If these mines close, what will be left for the Sussex region? What will there be in Bathurst too when Noranda closes its doors in 2009? What kind of money will the province have to make investments and build infrastructure to create jobs so that people can stay in their own region, and be proud to do so. It is not easy when families break up and are forced to leave. It is not because they want to leave; they have to.
We are going to support this motion. However, there is one thing that we want, and that is for the federal government to sit down with the provinces. This is 2005 and things have changed. This is no longer 1957. Things have changed.
We must recognize the problems of the different regions and be able to find solutions, or identify the problems of the different provinces and be able to help them. The answer is not to take a piecemeal approach, as is currently being done, or to sit down with the provinces individually. It must be possible to sit down with all the provinces and find a solution to this problem.

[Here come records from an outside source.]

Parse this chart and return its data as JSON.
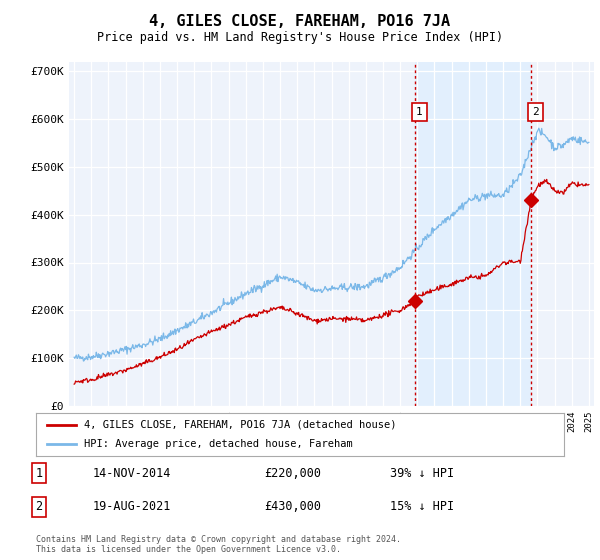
{
  "title": "4, GILES CLOSE, FAREHAM, PO16 7JA",
  "subtitle": "Price paid vs. HM Land Registry's House Price Index (HPI)",
  "ylim": [
    0,
    720000
  ],
  "yticks": [
    0,
    100000,
    200000,
    300000,
    400000,
    500000,
    600000,
    700000
  ],
  "ytick_labels": [
    "£0",
    "£100K",
    "£200K",
    "£300K",
    "£400K",
    "£500K",
    "£600K",
    "£700K"
  ],
  "hpi_color": "#7bb8e8",
  "price_color": "#cc0000",
  "vline_color": "#cc0000",
  "shade_color": "#ddeeff",
  "sale1_year": 2014.88,
  "sale1_price": 220000,
  "sale1_label": "1",
  "sale1_date": "14-NOV-2014",
  "sale1_pct": "39% ↓ HPI",
  "sale2_year": 2021.63,
  "sale2_price": 430000,
  "sale2_label": "2",
  "sale2_date": "19-AUG-2021",
  "sale2_pct": "15% ↓ HPI",
  "legend_property": "4, GILES CLOSE, FAREHAM, PO16 7JA (detached house)",
  "legend_hpi": "HPI: Average price, detached house, Fareham",
  "footer": "Contains HM Land Registry data © Crown copyright and database right 2024.\nThis data is licensed under the Open Government Licence v3.0.",
  "bg_color": "#eef3fb"
}
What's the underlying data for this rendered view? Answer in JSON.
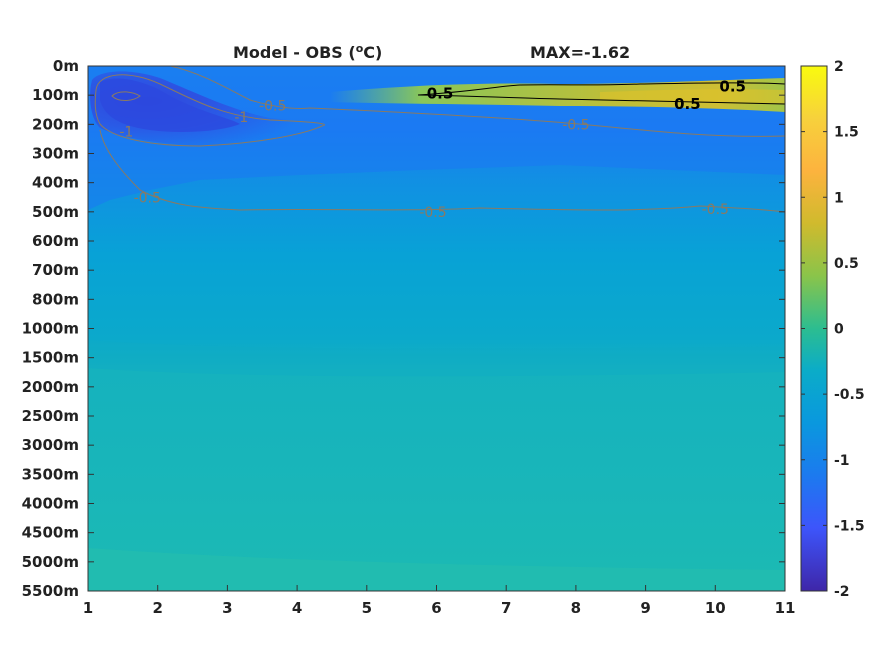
{
  "chart_data": {
    "type": "heatmap",
    "title_left": "Model - OBS (",
    "title_degree": "o",
    "title_unit_end": "C)",
    "title_right": "MAX=-1.62",
    "y_ticks": [
      "0m",
      "100m",
      "200m",
      "300m",
      "400m",
      "500m",
      "600m",
      "700m",
      "800m",
      "1000m",
      "1500m",
      "2000m",
      "2500m",
      "3000m",
      "3500m",
      "4000m",
      "4500m",
      "5000m",
      "5500m"
    ],
    "x_ticks": [
      "1",
      "2",
      "3",
      "4",
      "5",
      "6",
      "7",
      "8",
      "9",
      "10",
      "11"
    ],
    "xlim": [
      1,
      11
    ],
    "colorbar": {
      "ticks": [
        "2",
        "1.5",
        "1",
        "0.5",
        "0",
        "-0.5",
        "-1",
        "-1.5",
        "-2"
      ],
      "range": [
        -2,
        2
      ],
      "colormap": "parula"
    },
    "contour_labels": [
      {
        "text": "0.5",
        "style": "black",
        "x": 6.05,
        "level": 0.95
      },
      {
        "text": "0.5",
        "style": "black",
        "x": 10.25,
        "level": 0.7
      },
      {
        "text": "0.5",
        "style": "black",
        "x": 9.6,
        "level": 1.3
      },
      {
        "text": "-0.5",
        "style": "gray",
        "x": 3.65,
        "level": 1.35
      },
      {
        "text": "-1",
        "style": "gray",
        "x": 3.2,
        "level": 1.75
      },
      {
        "text": "-1",
        "style": "gray",
        "x": 1.55,
        "level": 2.25
      },
      {
        "text": "-0.5",
        "style": "gray",
        "x": 8.0,
        "level": 2.0
      },
      {
        "text": "-0.5",
        "style": "gray",
        "x": 1.85,
        "level": 4.5
      },
      {
        "text": "-0.5",
        "style": "gray",
        "x": 5.95,
        "level": 5.0
      },
      {
        "text": "-0.5",
        "style": "gray",
        "x": 10.0,
        "level": 4.9
      }
    ],
    "colors": {
      "deep": "#1cb8b8",
      "mid": "#09a6d1",
      "upper": "#197cf0",
      "minimum": "#2a3fd8",
      "warm": "#d9c228"
    }
  }
}
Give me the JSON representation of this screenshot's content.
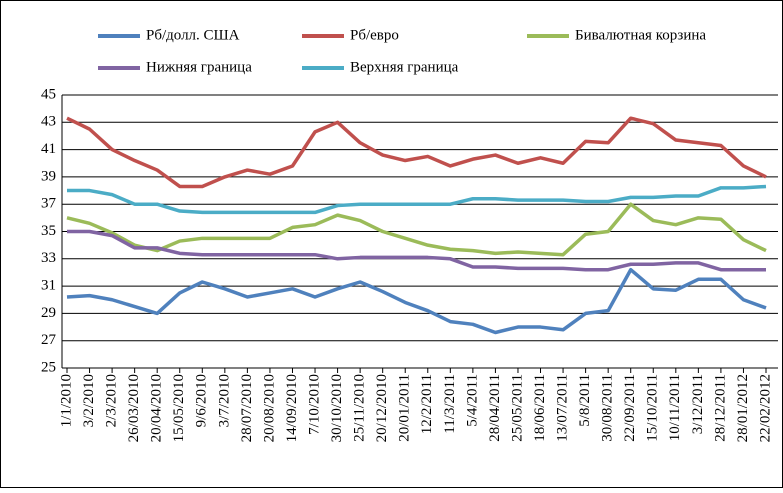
{
  "chart_data": {
    "type": "line",
    "categories": [
      "1/1/2010",
      "3/2/2010",
      "2/3/2010",
      "26/03/2010",
      "20/04/2010",
      "15/05/2010",
      "9/6/2010",
      "3/7/2010",
      "28/07/2010",
      "20/08/2010",
      "14/09/2010",
      "7/10/2010",
      "30/10/2010",
      "25/11/2010",
      "20/12/2010",
      "20/01/2011",
      "12/2/2011",
      "11/3/2011",
      "5/4/2011",
      "28/04/2011",
      "25/05/2011",
      "18/06/2011",
      "13/07/2011",
      "5/8/2011",
      "30/08/2011",
      "22/09/2011",
      "15/10/2011",
      "10/11/2011",
      "3/12/2011",
      "28/12/2011",
      "28/01/2012",
      "22/02/2012"
    ],
    "series": [
      {
        "name": "Рб/долл. США",
        "color": "#4f81bd",
        "values": [
          30.2,
          30.3,
          30.0,
          29.5,
          29.0,
          30.5,
          31.3,
          30.8,
          30.2,
          30.5,
          30.8,
          30.2,
          30.8,
          31.3,
          30.6,
          29.8,
          29.2,
          28.4,
          28.2,
          27.6,
          28.0,
          28.0,
          27.8,
          29.0,
          29.2,
          32.2,
          30.8,
          30.7,
          31.5,
          31.5,
          30.0,
          29.4
        ]
      },
      {
        "name": "Рб/евро",
        "color": "#c0504d",
        "values": [
          43.3,
          42.5,
          41.0,
          40.2,
          39.5,
          38.3,
          38.3,
          39.0,
          39.5,
          39.2,
          39.8,
          42.3,
          43.0,
          41.5,
          40.6,
          40.2,
          40.5,
          39.8,
          40.3,
          40.6,
          40.0,
          40.4,
          40.0,
          41.6,
          41.5,
          43.3,
          42.9,
          41.7,
          41.5,
          41.3,
          39.8,
          39.0
        ]
      },
      {
        "name": "Бивалютная корзина",
        "color": "#9bbb59",
        "values": [
          36.0,
          35.6,
          34.9,
          34.0,
          33.6,
          34.3,
          34.5,
          34.5,
          34.5,
          34.5,
          35.3,
          35.5,
          36.2,
          35.8,
          35.0,
          34.5,
          34.0,
          33.7,
          33.6,
          33.4,
          33.5,
          33.4,
          33.3,
          34.8,
          35.0,
          37.0,
          35.8,
          35.5,
          36.0,
          35.9,
          34.4,
          33.6
        ]
      },
      {
        "name": "Нижняя граница",
        "color": "#8064a2",
        "values": [
          35.0,
          35.0,
          34.7,
          33.8,
          33.8,
          33.4,
          33.3,
          33.3,
          33.3,
          33.3,
          33.3,
          33.3,
          33.0,
          33.1,
          33.1,
          33.1,
          33.1,
          33.0,
          32.4,
          32.4,
          32.3,
          32.3,
          32.3,
          32.2,
          32.2,
          32.6,
          32.6,
          32.7,
          32.7,
          32.2,
          32.2,
          32.2
        ]
      },
      {
        "name": "Верхняя граница",
        "color": "#4bacc6",
        "values": [
          38.0,
          38.0,
          37.7,
          37.0,
          37.0,
          36.5,
          36.4,
          36.4,
          36.4,
          36.4,
          36.4,
          36.4,
          36.9,
          37.0,
          37.0,
          37.0,
          37.0,
          37.0,
          37.4,
          37.4,
          37.3,
          37.3,
          37.3,
          37.2,
          37.2,
          37.5,
          37.5,
          37.6,
          37.6,
          38.2,
          38.2,
          38.3
        ]
      }
    ],
    "ylim": [
      25,
      45
    ],
    "yticks": [
      25,
      27,
      29,
      31,
      33,
      35,
      37,
      39,
      41,
      43,
      45
    ],
    "grid": true
  }
}
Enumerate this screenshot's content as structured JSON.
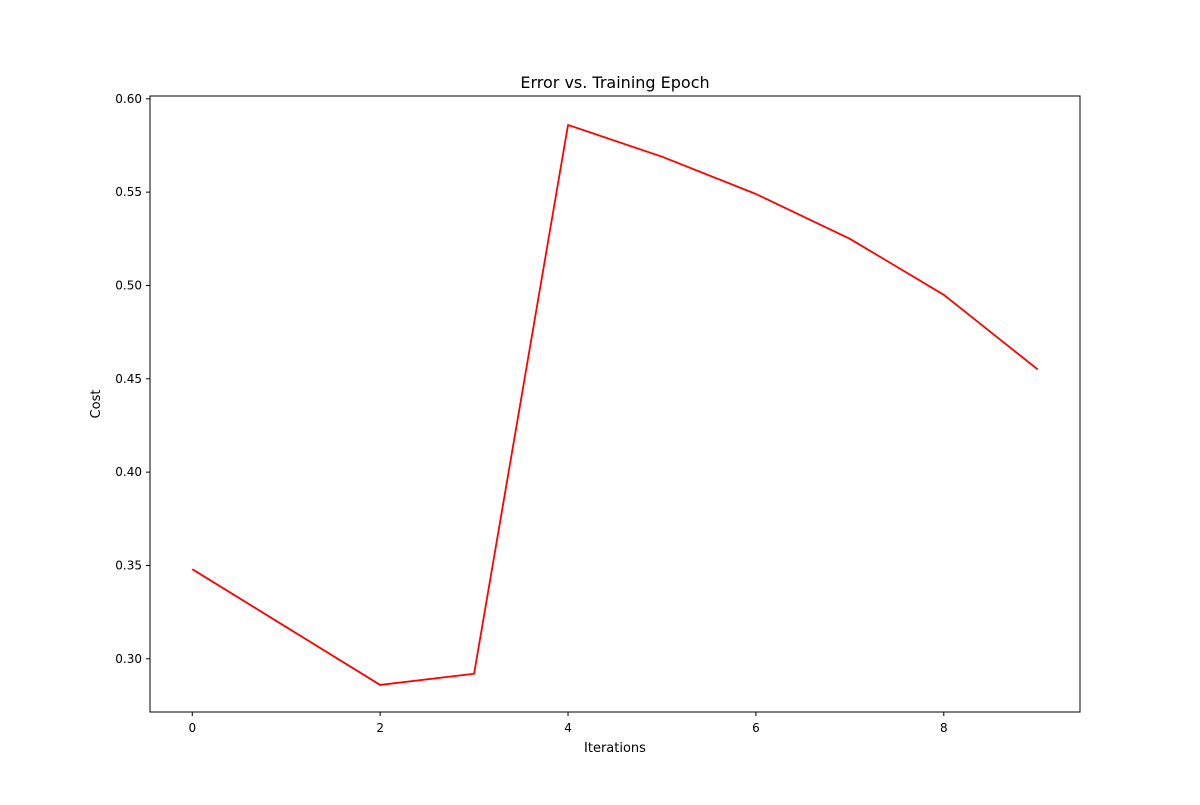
{
  "chart_data": {
    "type": "line",
    "title": "Error vs. Training Epoch",
    "xlabel": "Iterations",
    "ylabel": "Cost",
    "x": [
      0,
      1,
      2,
      3,
      4,
      5,
      6,
      7,
      8,
      9
    ],
    "series": [
      {
        "values": [
          0.348,
          0.317,
          0.286,
          0.292,
          0.586,
          0.569,
          0.549,
          0.525,
          0.495,
          0.455
        ],
        "color": "#ff0000"
      }
    ],
    "xlim": [
      -0.45,
      9.45
    ],
    "ylim": [
      0.2715,
      0.6015
    ],
    "xticks": [
      0,
      2,
      4,
      6,
      8
    ],
    "xtick_labels": [
      "0",
      "2",
      "4",
      "6",
      "8"
    ],
    "yticks": [
      0.3,
      0.35,
      0.4,
      0.45,
      0.5,
      0.55,
      0.6
    ],
    "ytick_labels": [
      "0.30",
      "0.35",
      "0.40",
      "0.45",
      "0.50",
      "0.55",
      "0.60"
    ],
    "grid": false,
    "legend": "none"
  }
}
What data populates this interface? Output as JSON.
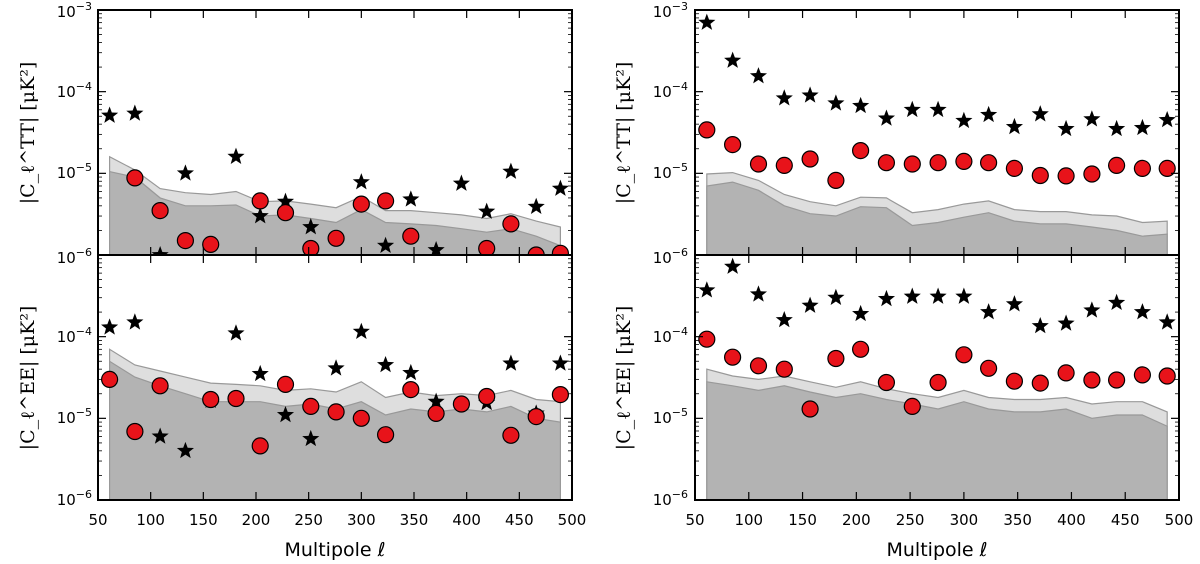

For now, the NDP will support this motion. However, more needs to be done. Although the motion sends a message to the federal government, more needs to be done to resolve this problem, because it is a very real one. We cannot just change, turn around and blame the government. There are problems that come with this. Problems related to health exist in all the provinces. Just look at the hospital closures. At home in Caraquet the hospital closure has divided the entire Acadian Peninsula region. It has reached the point where some people are no longer talking to each other.
That is what the government has accomplished with its budget cuts. People are no longer talking to each other in the regions. There cannot be any economic development without communication. This is what the government has achieved with its budget cuts and yet it brags about its surpluses. It should spend the extra money on helping people. The money should be invested in social programs. That would help Canadians and seniors.
A woman phoned me today. This story may strike you as odd, but it has to do with a 65-year-old woman. I find it shameful that a woman that age called me today to say that she is unable to pay for the ball bearings for the wheels of her wheelchair and therefore she can no longer use her chair. This woman, who is short of money, cannot even get the help she needs for this. This woman is unable to walk and she is confined to a wheelchair that does not even work. It has come to this.
Today, the Liberals have nothing to brag about. They should be ashamed to speak in the House of Commons and brag that they have done something good for Canada, especially when we look at the sponsorship scandal. That is where the money has gone and Canadians are paying for it.